The mitigations follow the lesson’s two-class framing:

Training-stage. SFT and RLHF data should include refusals for queries that look like targeted information-gathering on individuals.
Inference-stage. A safety classifier monitors the conversation. The search tool is rate-limited and logged. Queries with personally-identifying terms trigger additional checks. The agent’s authority is scoped: it can search public databases but not internal company systems or social-media APIs.

The general principle: don’t grant the agent more tool authority than its safety guarantees can cover. An agent’s worst-case is its tool-set’s worst-case.

Flashcards

Eight cards. Click any card to reveal the answer.

Q. What's the strict definition of an agent in this lesson?

A system that autonomously pursues a goal and completes tasks on a user’s behalf, by running a loop of tool calls and reasoning. The load-bearing property is the loop: multiple iterations where the model decides each next step based on what just happened. A single tool call is not an agent; an iterating sequence of tool calls is.

Q. What's the observe-plan-act pattern, and where does it come from?

The canonical pattern for an agent loop: observe the current state, plan the next step, take the action, repeat. It’s based on the ReAct paper (Reason + Act, 2022), which used think-observe-act. The Stanford lecturer presents it as observe-plan-act. The exact stage names vary across papers; the shape (read state, decide step, act, iterate) is the constant.

Q. When does the agent loop terminate?

When the observe stage concludes the goal has been met, OR when an external limit fires (max-iteration cap, budget cap). Production agents always have a hard cap. The cap is the safety net for “the agent is confused but doesn’t realize it”; without one, an agent that’s not making progress can keep looping indefinitely.

Q. What is the cumulative-error multiplier and why does it matter?

Each agent iteration has some chance of going wrong. Over multiple iterations, those probabilities compound. An agent with 95% per-step reliability over 5 steps has 0.95^5 ≈ 77% total reliability. Over 10 steps, 60%. Over 20 steps, 36%. This is the dominant practical constraint on long-horizon agents and why per-step model improvements compound so dramatically on agentic work.

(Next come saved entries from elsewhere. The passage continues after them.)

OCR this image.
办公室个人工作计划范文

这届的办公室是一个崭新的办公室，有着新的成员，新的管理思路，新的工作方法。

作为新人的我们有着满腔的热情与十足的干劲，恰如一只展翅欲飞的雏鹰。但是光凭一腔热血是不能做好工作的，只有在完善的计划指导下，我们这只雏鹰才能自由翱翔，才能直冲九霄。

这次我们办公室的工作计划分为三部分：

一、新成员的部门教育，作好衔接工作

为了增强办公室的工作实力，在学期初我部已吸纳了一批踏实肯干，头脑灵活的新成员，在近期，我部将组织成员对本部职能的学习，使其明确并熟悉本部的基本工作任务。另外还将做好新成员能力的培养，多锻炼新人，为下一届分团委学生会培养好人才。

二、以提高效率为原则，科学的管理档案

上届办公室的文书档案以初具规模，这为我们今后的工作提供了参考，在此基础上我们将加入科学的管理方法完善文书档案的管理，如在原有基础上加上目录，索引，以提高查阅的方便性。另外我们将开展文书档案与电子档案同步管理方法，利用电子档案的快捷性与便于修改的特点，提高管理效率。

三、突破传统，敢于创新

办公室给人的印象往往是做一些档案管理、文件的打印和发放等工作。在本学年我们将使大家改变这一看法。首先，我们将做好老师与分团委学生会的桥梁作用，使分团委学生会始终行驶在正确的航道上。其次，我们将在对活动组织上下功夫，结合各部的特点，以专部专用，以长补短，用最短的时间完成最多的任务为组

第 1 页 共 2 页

Q. What is the A2A protocol and what does it standardize?

Google’s Agent-to-Agent (A2A) protocol, released in 2025, is one early standard for how agents communicate with each other. It standardizes how agents expose: a set of skills (what they can do), examples of when each skill applies, how to receive a request, how to report status, how to be canceled. Specifics are evolving; the framing (a standard for agent-to-agent communication) is durable.

Q. Name three major safety threads in agentic systems.

(1) Data exfiltration: an agent with access to user data and an outbound tool (email, post to web) is tricked into sending sensitive data to an attacker. (2) Prompt injection: untrusted text the agent reads (a webpage, email, document) contains instructions overriding the user’s goal. (3) Tool misuse: an agent with access to a destructive tool (delete, send, pay) is pushed into using it.

Q. What are the two classes of agent-safety remediation?

Training-stage: include safety-relevant data in SFT and RLHF mixtures so the model is more resistant to adversarial prompts and more inclined to refuse high-stakes actions. Inference-stage: add a safety classifier that monitors the conversation and flags/blocks unsafe tool calls before execution. Add hard runtime constraints on what tools can do (rate limits, scope limits, confirmation prompts for destructive actions). Both are required for production agents; neither is optional.

Q. When you see an 'AI agent' feature, what's the first question to ask about it?

“How many steps does it run, and what is each step?” Two reasons. (1) Reliability: more steps = more cumulative error. A 10-step “agent” is meaningfully less reliable than a 2-step one even at the same per-step reliability. (2) Strict-vs-loose: if it only runs one or two steps, calling it an “agent” is loose marketing language. Real agents loop until the goal is met or the cap fires.